We could focus on the chronically ill; 20% of the patients account for 80% of the costs. So doing something simple like reimbursing hospitals and doctors for reducing their readmissions rate, and managing somebody with a chronic illness like diabetes so that they’re taking their meds on a regular basis so that they don’t come to the emergency room, that saves huge amounts of money. So that’s what health care reform was about last year or a year and a half ago, and what we want to do is build on that and continue to improve the system.
What the Republicans right now are saying is, number one, they can’t agree to any increases in taxes, which means we’d have to cut out — of that $4 trillion, all of it would come from education, transportation — areas that I think are critical for our long-term future. So, for example, they proposed 70% cuts in clean energy. Well, I don’t know how we free ourselves from dependence on foreign oil — and anybody who is paying gas prices knows that there’s an economic component to this as well as an environmental component to it — if we’re not investing in the basic research and technology that allows solar, wind and others to thrive and develop.
At the same time, what they’ve said is let’s make Medicare into a voucher program, so that retirees, instead of knowing that they’re always going to have health care, they’re going to get a voucher that covers part of the cost, and whatever health care inflation comes up is all going to be on them. And if the health insurance companies don’t sell you a policy that covers your illnesses, you’re out of luck. I think it is very important for us to have a basic social safety net for families with kids with disabilities, for seniors, for folks who are in nursing homes, and I think it’s important for us to invest in our basic research. We can do all those things, but we’re only going to be able to do it by taking a balanced approach. And that’s what this big debate is about — all about right now. All right?
Mark Zuckerberg: All right, so — sorry, don’t mean to cut off the applause.
Barack Obama:No, no, no, no, no.
Mark Zuckerberg: That was a very thorough answer.

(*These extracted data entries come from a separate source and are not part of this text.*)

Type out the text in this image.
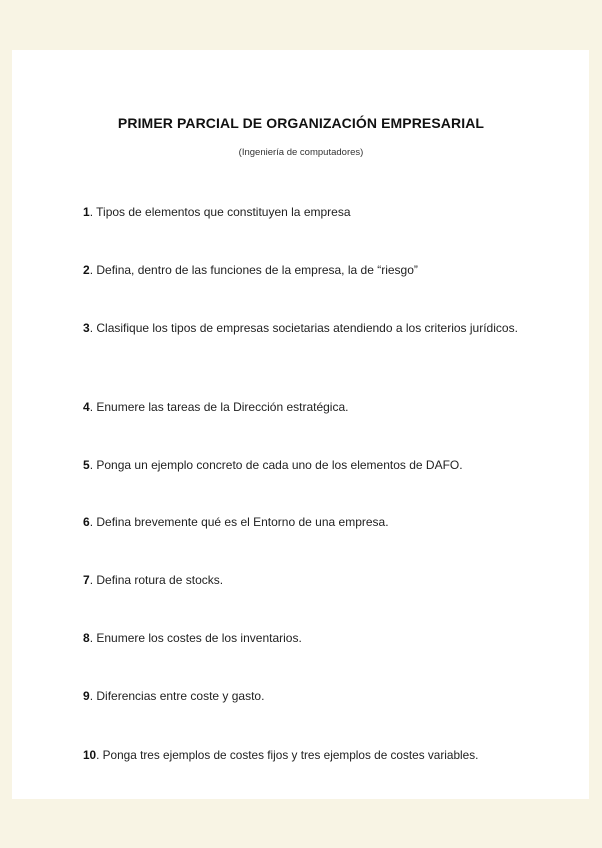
PRIMER PARCIAL DE ORGANIZACIÓN EMPRESARIAL
(Ingeniería de computadores)
1. Tipos de elementos que constituyen la empresa
2. Defina, dentro de las funciones de la empresa, la de “riesgo”
3. Clasifique los tipos de empresas societarias atendiendo a los criterios jurídicos.
4. Enumere las tareas de la Dirección estratégica.
5. Ponga un ejemplo concreto de cada uno de los elementos de DAFO.
6. Defina brevemente qué es el Entorno de una empresa.
7. Defina rotura de stocks.
8. Enumere los costes de los inventarios.
9. Diferencias entre coste y gasto.
10. Ponga tres ejemplos de costes fijos y tres ejemplos de costes variables.
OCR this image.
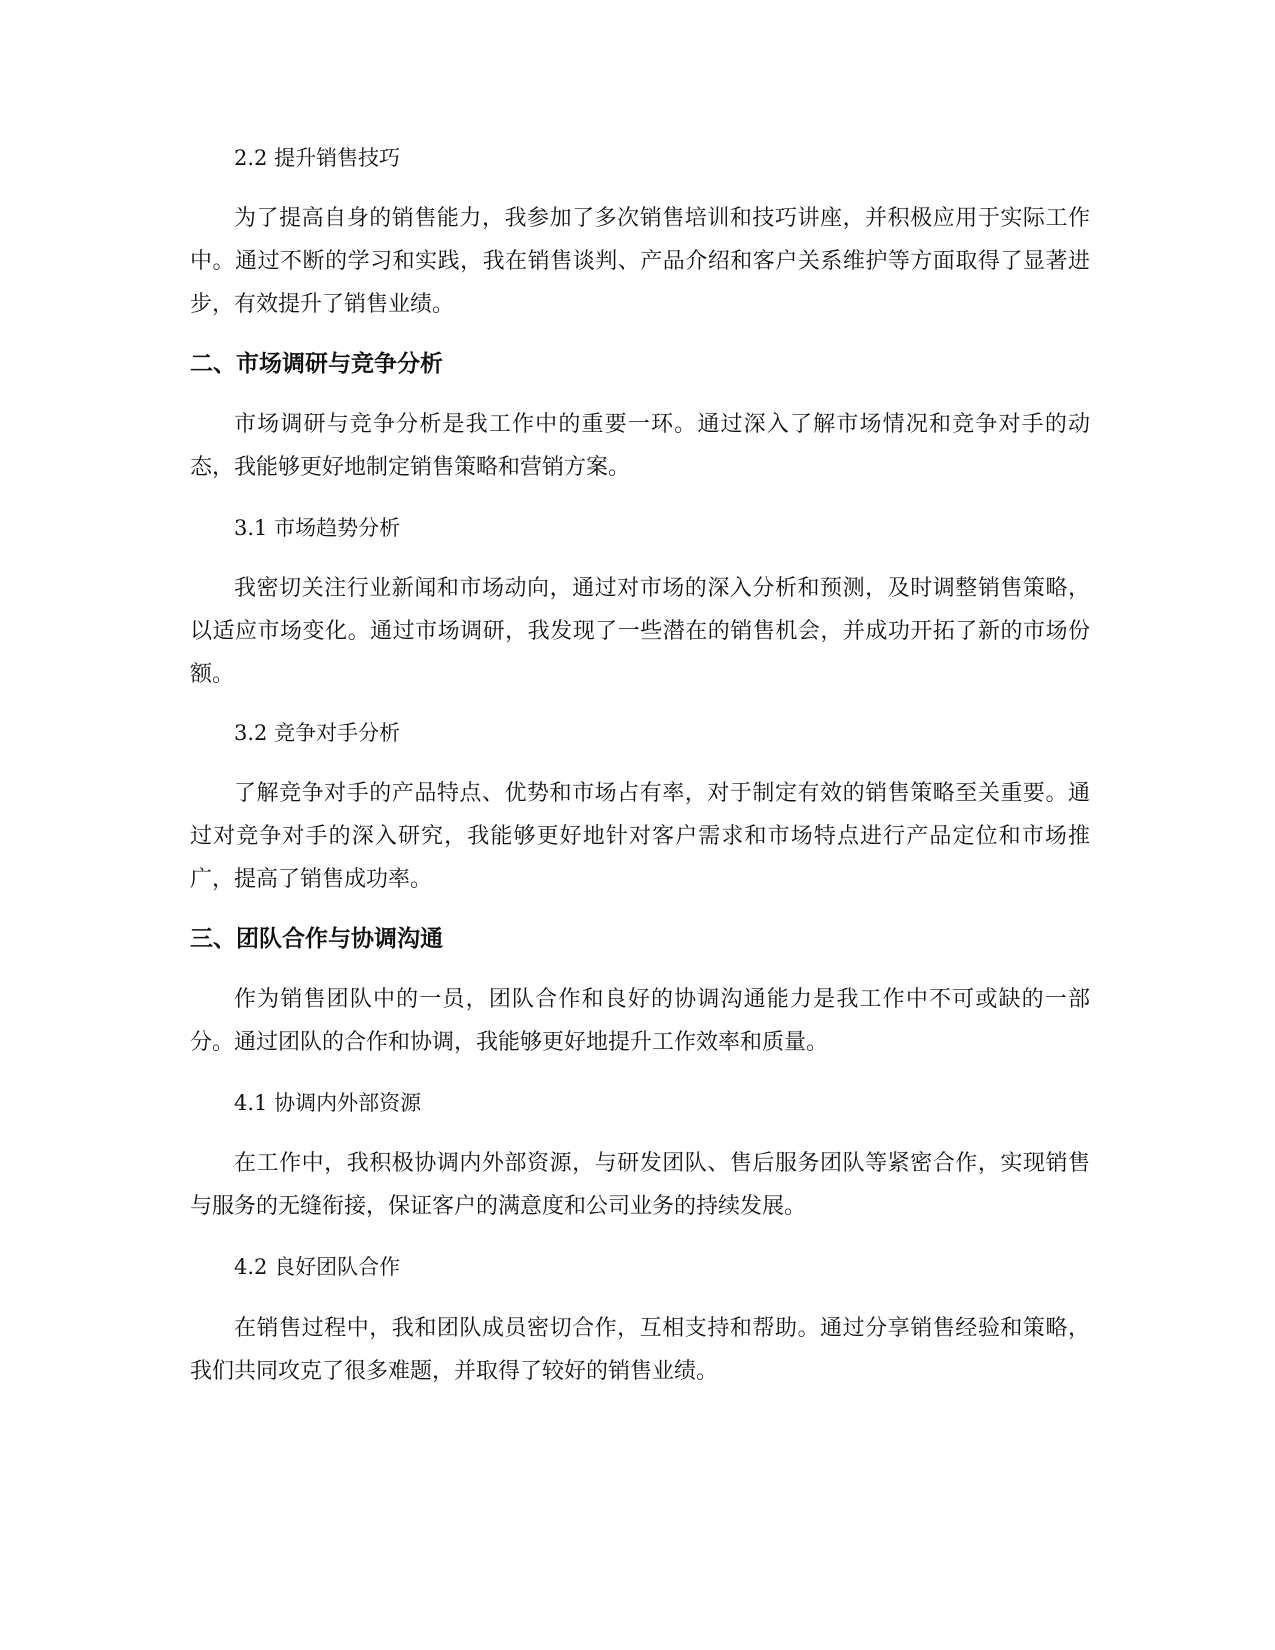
2.2 提升销售技巧

为了提高自身的销售能力，我参加了多次销售培训和技巧讲座，并积极应用于实际工作中。通过不断的学习和实践，我在销售谈判、产品介绍和客户关系维护等方面取得了显著进步，有效提升了销售业绩。

二、市场调研与竞争分析

市场调研与竞争分析是我工作中的重要一环。通过深入了解市场情况和竞争对手的动态，我能够更好地制定销售策略和营销方案。

3.1 市场趋势分析

我密切关注行业新闻和市场动向，通过对市场的深入分析和预测，及时调整销售策略，以适应市场变化。通过市场调研，我发现了一些潜在的销售机会，并成功开拓了新的市场份额。

3.2 竞争对手分析

了解竞争对手的产品特点、优势和市场占有率，对于制定有效的销售策略至关重要。通过对竞争对手的深入研究，我能够更好地针对客户需求和市场特点进行产品定位和市场推广，提高了销售成功率。

三、团队合作与协调沟通

作为销售团队中的一员，团队合作和良好的协调沟通能力是我工作中不可或缺的一部分。通过团队的合作和协调，我能够更好地提升工作效率和质量。

4.1 协调内外部资源

在工作中，我积极协调内外部资源，与研发团队、售后服务团队等紧密合作，实现销售与服务的无缝衔接，保证客户的满意度和公司业务的持续发展。

4.2 良好团队合作

在销售过程中，我和团队成员密切合作，互相支持和帮助。通过分享销售经验和策略，我们共同攻克了很多难题，并取得了较好的销售业绩。
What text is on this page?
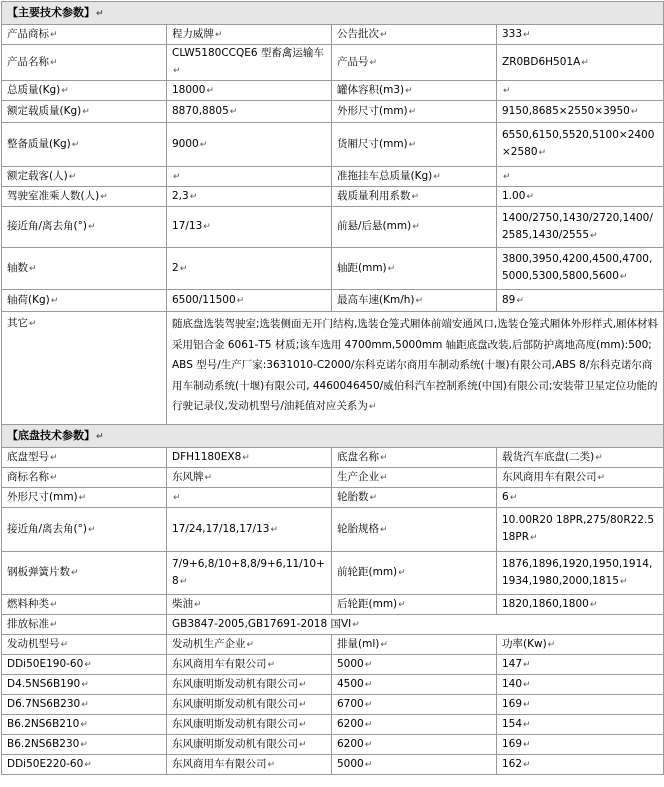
【主要技术参数】↵			
产品商标↵	程力威牌↵	公告批次↵	333↵
产品名称↵	CLW5180CCQE6 型畜禽运输车↵	产品号↵	ZR0BD6H501A↵
总质量(Kg)↵	18000↵	罐体容积(m3)↵	↵
额定载质量(Kg)↵	8870,8805↵	外形尺寸(mm)↵	9150,8685×2550×3950↵
整备质量(Kg)↵	9000↵	货厢尺寸(mm)↵	6550,6150,5520,5100×2400×2580↵
额定载客(人)↵	↵	准拖挂车总质量(Kg)↵	↵
驾驶室准乘人数(人)↵	2,3↵	载质量利用系数↵	1.00↵
接近角/离去角(°)↵	17/13↵	前悬/后悬(mm)↵	1400/2750,1430/2720,1400/2585,1430/2555↵
轴数↵	2↵	轴距(mm)↵	3800,3950,4200,4500,4700,5000,5300,5800,5600↵
轴荷(Kg)↵	6500/11500↵	最高车速(Km/h)↵	89↵
其它↵	随底盘选装驾驶室;选装侧面无开门结构,选装仓笼式厢体前端安通风口,选装仓笼式厢体外形样式,厢体材料采用铝合金 6061-T5 材质;该车选用 4700mm,5000mm 轴距底盘改装,后部防护离地高度(mm):500;ABS 型号/生产厂家:3631010-C2000/东科克诺尔商用车制动系统(十堰)有限公司,ABS 8/东科克诺尔商用车制动系统(十堰)有限公司, 4460046450/威伯科汽车控制系统(中国)有限公司;安装带卫星定位功能的行驶记录仪,发动机型号/油耗值对应关系为↵		
【底盘技术参数】↵			
底盘型号↵	DFH1180EX8↵	底盘名称↵	载货汽车底盘(二类)↵
商标名称↵	东风牌↵	生产企业↵	东风商用车有限公司↵
外形尺寸(mm)↵	↵	轮胎数↵	6↵
接近角/离去角(°)↵	17/24,17/18,17/13↵	轮胎规格↵	10.00R20 18PR,275/80R22.5 18PR↵
钢板弹簧片数↵	7/9+6,8/10+8,8/9+6,11/10+8↵	前轮距(mm)↵	1876,1896,1920,1950,1914,1934,1980,2000,1815↵
燃料种类↵	柴油↵	后轮距(mm)↵	1820,1860,1800↵
排放标准↵	GB3847-2005,GB17691-2018 国VI↵		
发动机型号↵	发动机生产企业↵	排量(ml)↵	功率(Kw)↵
DDi50E190-60↵	东风商用车有限公司↵	5000↵	147↵
D4.5NS6B190↵	东风康明斯发动机有限公司↵	4500↵	140↵
D6.7NS6B230↵	东风康明斯发动机有限公司↵	6700↵	169↵
B6.2NS6B210↵	东风康明斯发动机有限公司↵	6200↵	154↵
B6.2NS6B230↵	东风康明斯发动机有限公司↵	6200↵	169↵
DDi50E220-60↵	东风商用车有限公司↵	5000↵	162↵
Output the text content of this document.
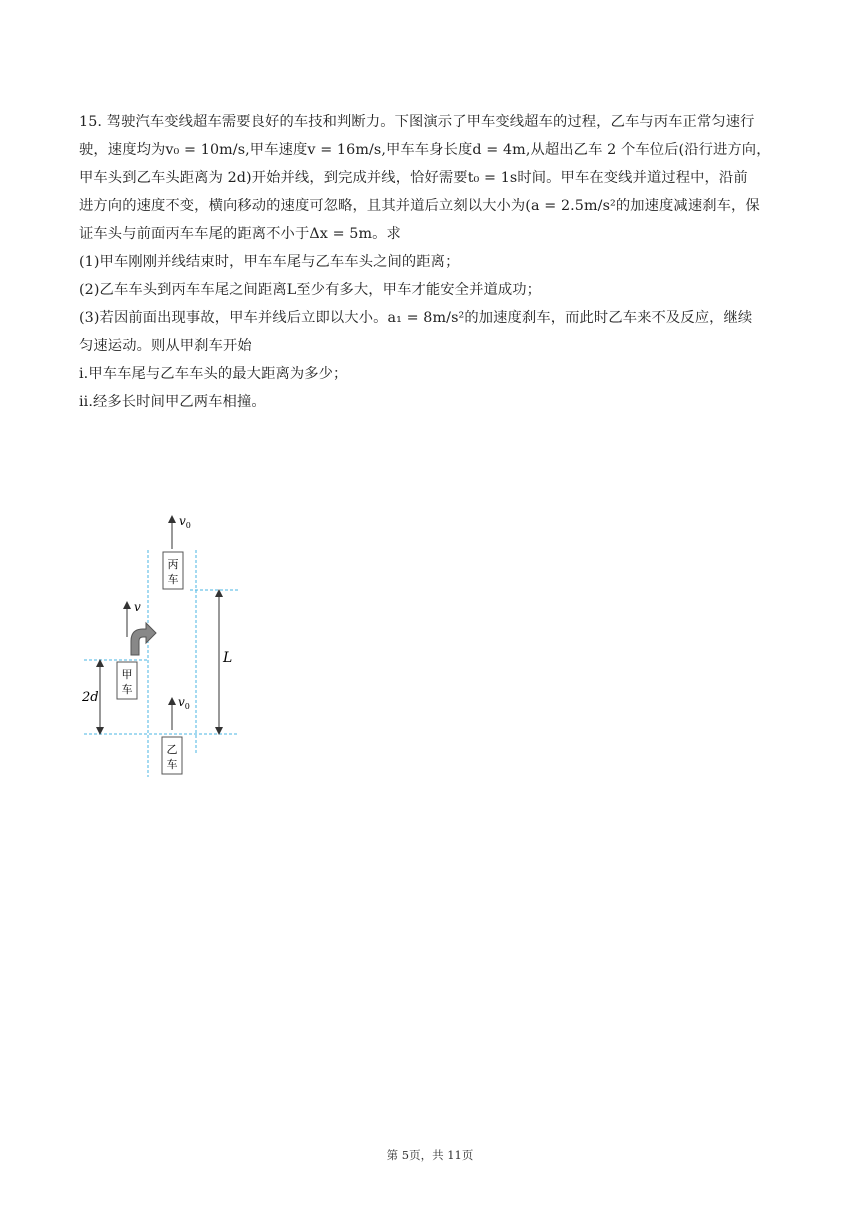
15. 驾驶汽车变线超车需要良好的车技和判断力。下图演示了甲车变线超车的过程，乙车与丙车正常匀速行
驶，速度均为v₀ = 10m/s,甲车速度v = 16m/s,甲车车身长度d = 4m,从超出乙车 2 个车位后(沿行进方向，
甲车头到乙车头距离为 2d)开始并线，到完成并线，恰好需要t₀ = 1s时间。甲车在变线并道过程中，沿前
进方向的速度不变，横向移动的速度可忽略，且其并道后立刻以大小为(a = 2.5m/s²的加速度减速刹车，保
证车头与前面丙车车尾的距离不小于Δx = 5m。求
(1)甲车刚刚并线结束时，甲车车尾与乙车车头之间的距离；
(2)乙车车头到丙车车尾之间距离L至少有多大，甲车才能安全并道成功；
(3)若因前面出现事故，甲车并线后立即以大小。a₁ = 8m/s²的加速度刹车，而此时乙车来不及反应，继续
匀速运动。则从甲刹车开始
i.甲车车尾与乙车车头的最大距离为多少；
ii.经多长时间甲乙两车相撞。
$v_0$
丙
车
v
甲
车
2d	$v_0$
乙
车
L
第 5页，共 11页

Barack Obama:No, they were — they were stunned by the length of that answer. But it’s complicated stuff.
Mark Zuckerberg: So the next question is from someone watching Facebook live. [Jay Aptine] from Williamsburg, Virginia writes in and asks: “The housing crisis will not go away. The mortgage financing for new homebuyers with low to moderate income is becoming very difficult. As President, what can you do to relax the policies that are disqualifying qualified homebuyers from owning their first home? How can you assure the low to moderate homebuyers that they will have the opportunity to own their first home?”
Barack Obama: Well, it’s a good question. And I’ll be honest with you, this is probably the biggest drag on the economy right now that we have — along with I know the frustrations people have about gas prices. What we’ve really seen is the housing market, which was a bubble, had greatly over-inflated in all regions of the country. And I know I probably don’t get a lot of sympathy about that here because I can only imagine what rents and mortgages you guys are paying. It is a real drag in all sorts of ways. People, first of all, they feel poorer even if they still have a home or they’ve already purchased a home, because for a lot of folks their mortgage is now what’s called underwater. The mortgage is more than the home is worth. And so if you feel like your most important asset is now worth less than your debt, that’s going to constrain how you spend.
People who want to move have a great deal of trouble selling, and people who want to buy, as you pointed out, are seeing terms a lot more restrictive. So we’ve put in place a bunch of programs to try to see if we can speed along the process of reaching a new equilibrium. For example, what we did was we went to the mortgage lender and said, why don’t you renegotiate with your mortgage — with the person with the mortgage, renegotiate the terms of their mortgage so that their principal is a little bit lower, they can afford the payments, and that way homes don’t get foreclosed on, there are fewer homes on the market, and that will raise prices and that will be good for everybody. And we’ve seen some significant progress on that front.